Atau bisa saja pembelaan terhadap teroris dengan menyebut ada rekayasa dan konspirasi dari aparat keamanan hanyalah upaya mendeskreditkan dan mendelegitimasi peran negara dalam melindungi warganya. Menjatuhkan marwah negara dilakukan untuk kemudian dicecoki dengan ideologi radikal yang mereka usung. Na’udzu billah min dzalik!!! Semoga bangsa ini diselamatkan dari fitnah kelompok radikal.

Saya sendiri juga merasa aneh kepada radikal ini. Di saat darah para korban belum kering mereka yang selalu memamerkan slogan agama justru bicara ngawur. Kaum radikal seakan sedang menabur garam di luka yang terkoak berdarah-darah itu. Padahal, mayoritas bangsa Indonesia yang masih memiliki kewarasan nurani dan akal mencoba menghibur para korban dan masyarakat luas denngan berbagai gerakan sosial seperti gerakan #kamitidaktakut.

Istilah kami tidak takut bukan jargon tanpa makna. Ini adalah jargon bersama bangsa yang ingin menyatakan bebas dari tipu daya setan terkutuk berupa teroris dan radikal. Dengan jargon itu pula, bangsa ini ingin memberi pesan bahwa ideologi radikal berupa kekerasan yang digembar-gemborkan itu tidak akan diikuti dan tidak sejalan dengan nurani bangsa yang waras.

Secara teknis, memang apa yang salah dengan kehadiran cepat aparat keamanan di lokasi kejadian? Bukankah wilayah itu memang ring 1 pengamanan di negara ini? Itu artinya, sehari-hari memang aparat keamanan bertebaran di sana, meski tidak memakai seragam. Kalau anda tidak percaya, coba saja anda berdemostrasi di Bundaran HI tanpa izin. Tak berselang lama –paling semenit dua menit- akan ada aparat yang menghampiri anda. Kalau anda buat rusuh di sana aparat dari polda yang jaraknya hanya sekitar 5 Kilometer pasti akan datang kurang dari 10 menit. Masih gak percaya coba saja..

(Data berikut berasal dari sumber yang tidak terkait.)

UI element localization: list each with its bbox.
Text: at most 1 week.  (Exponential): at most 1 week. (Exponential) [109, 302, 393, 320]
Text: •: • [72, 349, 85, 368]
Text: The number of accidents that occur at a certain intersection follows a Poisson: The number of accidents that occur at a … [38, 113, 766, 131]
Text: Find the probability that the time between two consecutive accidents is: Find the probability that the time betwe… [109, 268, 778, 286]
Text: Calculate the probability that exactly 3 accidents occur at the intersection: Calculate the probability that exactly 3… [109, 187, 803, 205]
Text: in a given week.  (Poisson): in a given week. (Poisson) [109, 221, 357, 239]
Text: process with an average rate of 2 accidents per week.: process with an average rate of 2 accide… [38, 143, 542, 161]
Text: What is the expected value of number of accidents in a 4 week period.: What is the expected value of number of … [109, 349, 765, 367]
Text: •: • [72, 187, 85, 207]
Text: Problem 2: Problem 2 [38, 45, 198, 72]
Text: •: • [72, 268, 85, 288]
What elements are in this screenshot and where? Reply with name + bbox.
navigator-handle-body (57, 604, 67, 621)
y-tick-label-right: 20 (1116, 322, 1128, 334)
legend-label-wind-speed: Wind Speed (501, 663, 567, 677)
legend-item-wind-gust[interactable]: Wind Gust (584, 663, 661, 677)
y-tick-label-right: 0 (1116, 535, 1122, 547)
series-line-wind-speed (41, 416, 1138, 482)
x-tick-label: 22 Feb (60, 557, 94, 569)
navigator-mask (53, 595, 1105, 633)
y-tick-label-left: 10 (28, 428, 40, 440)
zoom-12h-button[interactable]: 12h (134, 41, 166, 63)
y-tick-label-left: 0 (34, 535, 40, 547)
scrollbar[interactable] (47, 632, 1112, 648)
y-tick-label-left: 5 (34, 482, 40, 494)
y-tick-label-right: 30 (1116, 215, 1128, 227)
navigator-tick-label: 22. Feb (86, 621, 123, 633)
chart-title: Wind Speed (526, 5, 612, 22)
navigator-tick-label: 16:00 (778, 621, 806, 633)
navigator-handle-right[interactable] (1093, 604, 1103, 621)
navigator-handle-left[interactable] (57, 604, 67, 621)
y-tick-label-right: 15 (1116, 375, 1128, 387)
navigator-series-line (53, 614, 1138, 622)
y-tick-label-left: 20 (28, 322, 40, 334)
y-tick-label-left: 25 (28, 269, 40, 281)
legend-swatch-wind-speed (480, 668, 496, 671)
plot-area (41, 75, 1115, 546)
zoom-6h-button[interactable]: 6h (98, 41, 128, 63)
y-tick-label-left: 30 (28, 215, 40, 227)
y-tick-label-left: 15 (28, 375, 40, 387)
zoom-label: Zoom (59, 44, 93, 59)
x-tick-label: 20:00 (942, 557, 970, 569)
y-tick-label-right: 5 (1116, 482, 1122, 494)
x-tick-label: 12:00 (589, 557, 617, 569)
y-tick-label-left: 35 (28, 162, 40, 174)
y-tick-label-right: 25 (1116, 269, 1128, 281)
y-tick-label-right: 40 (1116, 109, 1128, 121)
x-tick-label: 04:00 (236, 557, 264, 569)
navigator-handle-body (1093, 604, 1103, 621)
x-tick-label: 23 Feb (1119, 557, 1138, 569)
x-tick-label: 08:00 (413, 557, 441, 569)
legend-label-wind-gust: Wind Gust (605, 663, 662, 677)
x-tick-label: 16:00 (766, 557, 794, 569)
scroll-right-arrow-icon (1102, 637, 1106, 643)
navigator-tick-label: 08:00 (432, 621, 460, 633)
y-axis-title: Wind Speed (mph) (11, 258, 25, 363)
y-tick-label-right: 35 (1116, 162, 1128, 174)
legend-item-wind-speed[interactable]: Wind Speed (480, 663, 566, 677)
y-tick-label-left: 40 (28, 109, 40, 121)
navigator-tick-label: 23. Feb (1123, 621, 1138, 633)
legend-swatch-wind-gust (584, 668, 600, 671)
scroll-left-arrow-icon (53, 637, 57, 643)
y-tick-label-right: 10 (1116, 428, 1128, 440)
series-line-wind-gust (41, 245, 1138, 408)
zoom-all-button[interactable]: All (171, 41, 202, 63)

Ini kan logika yang sangat aneh sekali, aparat terlambat datang dibilang tidak profesional dan amatiran. Aparat bertindak gesit dengan mengerahkan kekuatan penuh dianggap konspirasi. Lebih nista lagi, kok bisa-bisanya aparat keamanan negara yang justru dituding dibalik layar permainan berdarah ini. Sekali lagi maksudnya apa? Ingin mendelegitimasi negara dan mengganti dengan ideologi radikal?! Atau ingin menghancurkan soliditas masyarakat Indonesia yang menolak ideologi radikal dan teroris?! Kalau itu memang yang kalian inginkan, maaf anda sedang mimpi di siang hari robek!

This post was last modified on 21 Januari 2016 2:14 PM

PMD

Admin situs ini adalah para reporter internal yang tergabung di dalam Pusat Media Damai BNPT (PMD). Seluruh artikel yang terdapat di situs ini dikelola dan dikembangkan oleh PMD.

Recent Posts

Mengenal Bahaya FIMI dan Pentingkah RUU Antipropaganda Asing?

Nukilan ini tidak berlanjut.